Pour les 243 salariés, l'enthousiasme initial a laissé place à un sentiment amer. Une trésorerie désastreuse et un rêve de revitalisation d'une marque qui a traversé des générations de Français s'étiolent jour après jour. Les 21 000 investisseurs, ayant cru en l’avenir de Duralex avec des mises allant de 100 à 1 000 euros et ayant permis la collecte de 19,8 millions d'euros en moins de quarante-huit heures, voient également leurs espoirs s’effondrer. Malheureusement, ils ne récupéreront pas leurs contributions.

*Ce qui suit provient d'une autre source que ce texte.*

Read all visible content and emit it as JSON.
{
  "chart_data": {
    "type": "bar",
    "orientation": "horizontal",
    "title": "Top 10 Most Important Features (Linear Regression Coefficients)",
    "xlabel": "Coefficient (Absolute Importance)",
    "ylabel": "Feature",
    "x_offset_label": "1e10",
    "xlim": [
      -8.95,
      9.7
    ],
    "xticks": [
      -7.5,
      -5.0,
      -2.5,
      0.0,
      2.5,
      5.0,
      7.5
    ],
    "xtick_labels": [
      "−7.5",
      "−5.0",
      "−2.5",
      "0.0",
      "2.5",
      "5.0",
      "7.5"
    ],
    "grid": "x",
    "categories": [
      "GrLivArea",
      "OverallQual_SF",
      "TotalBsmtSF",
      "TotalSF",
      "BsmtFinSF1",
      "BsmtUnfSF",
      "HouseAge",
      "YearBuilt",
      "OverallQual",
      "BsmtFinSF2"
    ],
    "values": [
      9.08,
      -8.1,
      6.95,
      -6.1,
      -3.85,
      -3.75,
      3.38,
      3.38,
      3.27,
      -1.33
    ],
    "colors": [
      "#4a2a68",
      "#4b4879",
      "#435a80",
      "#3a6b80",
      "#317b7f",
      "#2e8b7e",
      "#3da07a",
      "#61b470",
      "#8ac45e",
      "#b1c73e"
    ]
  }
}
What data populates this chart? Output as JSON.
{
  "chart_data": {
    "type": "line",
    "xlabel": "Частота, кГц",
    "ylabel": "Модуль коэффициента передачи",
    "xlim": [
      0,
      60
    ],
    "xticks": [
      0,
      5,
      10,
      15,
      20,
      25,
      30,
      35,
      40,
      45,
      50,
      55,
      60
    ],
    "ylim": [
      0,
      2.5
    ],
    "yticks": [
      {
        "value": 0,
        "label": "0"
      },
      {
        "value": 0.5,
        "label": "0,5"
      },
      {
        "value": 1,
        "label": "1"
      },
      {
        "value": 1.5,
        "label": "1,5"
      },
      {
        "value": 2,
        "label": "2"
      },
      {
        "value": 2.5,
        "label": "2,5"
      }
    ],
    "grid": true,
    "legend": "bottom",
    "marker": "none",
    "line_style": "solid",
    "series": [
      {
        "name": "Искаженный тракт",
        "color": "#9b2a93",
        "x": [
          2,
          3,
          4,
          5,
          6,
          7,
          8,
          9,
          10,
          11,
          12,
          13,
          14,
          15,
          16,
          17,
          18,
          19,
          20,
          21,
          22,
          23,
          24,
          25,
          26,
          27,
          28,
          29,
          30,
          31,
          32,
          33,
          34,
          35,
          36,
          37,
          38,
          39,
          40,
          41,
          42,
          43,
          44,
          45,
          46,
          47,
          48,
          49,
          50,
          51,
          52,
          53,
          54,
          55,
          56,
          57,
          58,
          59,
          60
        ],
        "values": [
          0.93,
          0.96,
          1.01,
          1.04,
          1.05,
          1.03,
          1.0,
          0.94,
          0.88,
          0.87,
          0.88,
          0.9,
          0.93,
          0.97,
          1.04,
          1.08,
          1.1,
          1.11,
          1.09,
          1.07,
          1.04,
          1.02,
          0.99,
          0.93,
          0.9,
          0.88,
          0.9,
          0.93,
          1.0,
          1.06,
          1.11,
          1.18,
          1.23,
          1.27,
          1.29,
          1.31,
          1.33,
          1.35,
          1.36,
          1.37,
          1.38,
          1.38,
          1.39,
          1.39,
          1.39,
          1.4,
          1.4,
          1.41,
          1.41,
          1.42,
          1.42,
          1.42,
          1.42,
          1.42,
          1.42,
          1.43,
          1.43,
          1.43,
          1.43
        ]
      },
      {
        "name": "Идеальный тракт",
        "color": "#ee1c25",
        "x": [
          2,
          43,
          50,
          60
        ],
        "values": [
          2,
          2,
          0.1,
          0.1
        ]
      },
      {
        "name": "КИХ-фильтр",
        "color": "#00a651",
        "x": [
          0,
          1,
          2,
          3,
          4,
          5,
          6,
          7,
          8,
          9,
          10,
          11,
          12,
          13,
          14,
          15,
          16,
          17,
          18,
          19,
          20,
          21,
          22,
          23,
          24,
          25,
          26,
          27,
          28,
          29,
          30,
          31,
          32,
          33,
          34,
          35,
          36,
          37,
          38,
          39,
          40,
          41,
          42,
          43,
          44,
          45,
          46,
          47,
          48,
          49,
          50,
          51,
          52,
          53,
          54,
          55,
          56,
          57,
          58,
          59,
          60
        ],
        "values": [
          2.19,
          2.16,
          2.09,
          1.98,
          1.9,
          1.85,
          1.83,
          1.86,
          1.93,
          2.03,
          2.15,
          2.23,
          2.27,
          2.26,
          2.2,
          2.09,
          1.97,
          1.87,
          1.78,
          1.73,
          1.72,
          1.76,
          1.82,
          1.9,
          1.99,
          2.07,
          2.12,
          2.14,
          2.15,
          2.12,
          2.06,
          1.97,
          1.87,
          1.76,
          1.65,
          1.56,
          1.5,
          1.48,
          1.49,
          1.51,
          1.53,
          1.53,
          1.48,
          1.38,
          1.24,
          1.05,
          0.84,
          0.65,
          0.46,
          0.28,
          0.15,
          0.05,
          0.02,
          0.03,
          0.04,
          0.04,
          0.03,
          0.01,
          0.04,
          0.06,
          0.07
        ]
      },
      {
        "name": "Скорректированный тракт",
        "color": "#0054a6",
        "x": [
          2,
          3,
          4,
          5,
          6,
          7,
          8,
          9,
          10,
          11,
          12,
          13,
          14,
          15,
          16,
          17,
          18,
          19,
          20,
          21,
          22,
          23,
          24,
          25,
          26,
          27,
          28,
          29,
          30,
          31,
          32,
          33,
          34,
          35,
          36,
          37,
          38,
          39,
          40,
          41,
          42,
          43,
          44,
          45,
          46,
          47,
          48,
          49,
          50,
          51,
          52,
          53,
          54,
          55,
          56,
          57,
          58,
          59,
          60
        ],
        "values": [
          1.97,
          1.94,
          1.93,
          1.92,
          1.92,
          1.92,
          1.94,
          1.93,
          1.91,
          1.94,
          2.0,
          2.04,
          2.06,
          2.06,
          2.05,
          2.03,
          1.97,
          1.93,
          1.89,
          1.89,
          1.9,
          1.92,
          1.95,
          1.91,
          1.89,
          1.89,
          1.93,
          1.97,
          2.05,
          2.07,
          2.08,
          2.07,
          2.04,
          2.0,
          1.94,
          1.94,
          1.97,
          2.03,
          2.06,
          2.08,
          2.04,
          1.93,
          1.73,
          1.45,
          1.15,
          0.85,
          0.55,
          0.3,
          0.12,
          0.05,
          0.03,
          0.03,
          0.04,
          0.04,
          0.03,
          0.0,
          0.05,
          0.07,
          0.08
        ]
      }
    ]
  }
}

Ce revers soulève des interrogations sur la vision des responsables politiques qui ont applaudi les débuts de la Scop, alors que des doutes subsistaient quant aux objectifs audacieux annoncés par l'entreprise. Bien que les actions publiques aient été louables, l'absence de questionnement sur l’efficacité de leur soutien est troublante. Plusieurs voix, comme celle d'un économiste local, estiment que des interventions mal orientées pourraient avoir accentué les problèmes de Duralex.
Des erreurs de gestion peuvent être à l'origine de cette débâcle, mais il est essentiel de reconnaître que certains projets industriels, malgré des intentions louables, ne peuvent être sauvés. Le cas de Duralex rappelle ainsi l'importance d'un examen rigoureux des entreprises avant de célébrer des succès précoces, comme l'a souligné le quotidien La Nouvelle République.